DISCLAIMER

Just so I don't offend anyone, the blog you are about to tread on has innappropriate language for the younger crowd. I cease not to hold myself back when venting; so you read at your own risk.

You are liable for your own discomfort by reading my blog if you continue.

You've been warned.

Wednesday, August 6, 2008

Good one today.

It's been a relatively hellish last two months. I lost a bird we had for 10 years and I feel partially at fault. I don't know how religious some of you are (who read this) but I was guilt ridden because of what I said two days, two days before the bird was attacked. I begged for forgiveness for what I said, to the bird and to God. That next morning the elephant sized guilt, bearing down on my shoulders and chest, was gone. I felt reprieve, peace... I felt horrible for what I had said (to myself) and the only way I could have recovered was asking forgiveness of the bird and of God. Needless to say I did not see him before he passed. I still find it hard to swallow the pain I still feel for losing him, but at least he is not suffering anymore.

ADoV Related:

Today I was met with the most moronic woman in the whole frickin world. Not only did she make a piss poor decision, but she unlawfully and threatened the safety of my passenger and myself for her ignorance. I somewhat wish I wrecked into her so I could put that prissy little ass of hers in place!
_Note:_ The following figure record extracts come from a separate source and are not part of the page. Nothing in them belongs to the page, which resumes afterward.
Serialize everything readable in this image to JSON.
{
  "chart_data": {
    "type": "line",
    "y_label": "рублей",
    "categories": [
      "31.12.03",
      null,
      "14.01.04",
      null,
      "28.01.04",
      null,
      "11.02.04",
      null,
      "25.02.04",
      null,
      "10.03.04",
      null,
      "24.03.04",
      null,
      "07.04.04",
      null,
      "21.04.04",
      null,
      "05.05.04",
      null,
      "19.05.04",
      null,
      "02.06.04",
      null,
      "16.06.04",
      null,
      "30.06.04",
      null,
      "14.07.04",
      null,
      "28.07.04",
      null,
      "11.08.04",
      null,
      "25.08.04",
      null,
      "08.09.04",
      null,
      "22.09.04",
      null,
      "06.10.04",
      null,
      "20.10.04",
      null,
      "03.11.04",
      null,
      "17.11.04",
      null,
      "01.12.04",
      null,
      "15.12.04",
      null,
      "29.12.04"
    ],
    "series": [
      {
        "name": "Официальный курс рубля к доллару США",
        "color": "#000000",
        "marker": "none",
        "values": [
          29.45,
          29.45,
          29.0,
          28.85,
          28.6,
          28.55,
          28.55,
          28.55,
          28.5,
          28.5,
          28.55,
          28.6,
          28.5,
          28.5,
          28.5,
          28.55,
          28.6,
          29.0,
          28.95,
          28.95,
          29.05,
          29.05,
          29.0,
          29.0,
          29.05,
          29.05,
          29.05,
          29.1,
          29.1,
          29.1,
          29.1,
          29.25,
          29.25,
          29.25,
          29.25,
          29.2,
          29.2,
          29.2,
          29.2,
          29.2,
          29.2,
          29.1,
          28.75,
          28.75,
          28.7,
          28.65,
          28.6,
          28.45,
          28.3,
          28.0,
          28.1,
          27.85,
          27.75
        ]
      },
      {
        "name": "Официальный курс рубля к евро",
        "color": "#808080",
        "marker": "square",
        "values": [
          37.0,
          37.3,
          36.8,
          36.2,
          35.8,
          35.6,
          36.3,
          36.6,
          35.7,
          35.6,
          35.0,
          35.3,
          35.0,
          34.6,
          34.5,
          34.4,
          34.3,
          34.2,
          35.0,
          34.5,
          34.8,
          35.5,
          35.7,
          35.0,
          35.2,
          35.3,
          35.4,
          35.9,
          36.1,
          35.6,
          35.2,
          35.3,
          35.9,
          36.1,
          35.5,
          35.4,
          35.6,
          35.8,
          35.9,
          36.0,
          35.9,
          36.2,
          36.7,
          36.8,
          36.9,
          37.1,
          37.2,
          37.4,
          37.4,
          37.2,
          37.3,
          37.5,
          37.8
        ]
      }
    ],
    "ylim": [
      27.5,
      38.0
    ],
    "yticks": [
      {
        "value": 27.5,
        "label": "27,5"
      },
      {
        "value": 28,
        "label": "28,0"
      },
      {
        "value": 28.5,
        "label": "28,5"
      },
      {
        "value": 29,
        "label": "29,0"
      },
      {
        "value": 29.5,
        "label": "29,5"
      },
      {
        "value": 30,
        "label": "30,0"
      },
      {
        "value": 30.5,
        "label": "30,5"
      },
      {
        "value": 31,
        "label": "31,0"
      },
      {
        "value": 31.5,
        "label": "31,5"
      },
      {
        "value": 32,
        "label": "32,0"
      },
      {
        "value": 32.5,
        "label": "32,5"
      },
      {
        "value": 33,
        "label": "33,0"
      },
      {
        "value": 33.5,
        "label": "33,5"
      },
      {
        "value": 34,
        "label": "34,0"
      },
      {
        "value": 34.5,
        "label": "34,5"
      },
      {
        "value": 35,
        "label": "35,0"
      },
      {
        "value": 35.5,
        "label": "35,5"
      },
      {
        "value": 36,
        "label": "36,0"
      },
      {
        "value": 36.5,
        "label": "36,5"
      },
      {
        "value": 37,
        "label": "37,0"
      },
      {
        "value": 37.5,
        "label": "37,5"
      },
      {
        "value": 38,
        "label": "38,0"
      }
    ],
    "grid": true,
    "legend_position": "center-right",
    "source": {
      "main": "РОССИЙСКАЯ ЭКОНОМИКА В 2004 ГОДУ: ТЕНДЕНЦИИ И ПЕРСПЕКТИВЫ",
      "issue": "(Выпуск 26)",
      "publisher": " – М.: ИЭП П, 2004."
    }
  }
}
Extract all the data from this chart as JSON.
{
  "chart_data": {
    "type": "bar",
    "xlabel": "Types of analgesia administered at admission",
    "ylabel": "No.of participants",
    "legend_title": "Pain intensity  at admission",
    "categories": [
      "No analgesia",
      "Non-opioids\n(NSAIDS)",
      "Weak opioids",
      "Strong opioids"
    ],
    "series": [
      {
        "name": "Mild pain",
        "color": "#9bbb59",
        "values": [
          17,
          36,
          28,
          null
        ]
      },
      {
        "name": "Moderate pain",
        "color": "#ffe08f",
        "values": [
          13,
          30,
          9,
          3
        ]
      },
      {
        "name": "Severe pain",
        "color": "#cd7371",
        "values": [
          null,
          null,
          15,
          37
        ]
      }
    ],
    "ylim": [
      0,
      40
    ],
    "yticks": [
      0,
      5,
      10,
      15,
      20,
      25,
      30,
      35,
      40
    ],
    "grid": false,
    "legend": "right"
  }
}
We're going down 17 (this road is a wreck itself), traffic is light. I'm the only oncoming car and no one is behind me. This dipshit brunette is trying to turn around (probably from Burton's) and she steers her mini van into my lane! WTMFF! She could have waited 5 seconds to save us from a near wreck, a heartcheck, and pure idiocy as she tried to floor it past me. As she cuts me off, I lay on the horn, manuver around her and drive at her side. Needless to say she tried to floor it past me, I kept up. Frickin asshat.

Karma better bite her in the frickin' ass.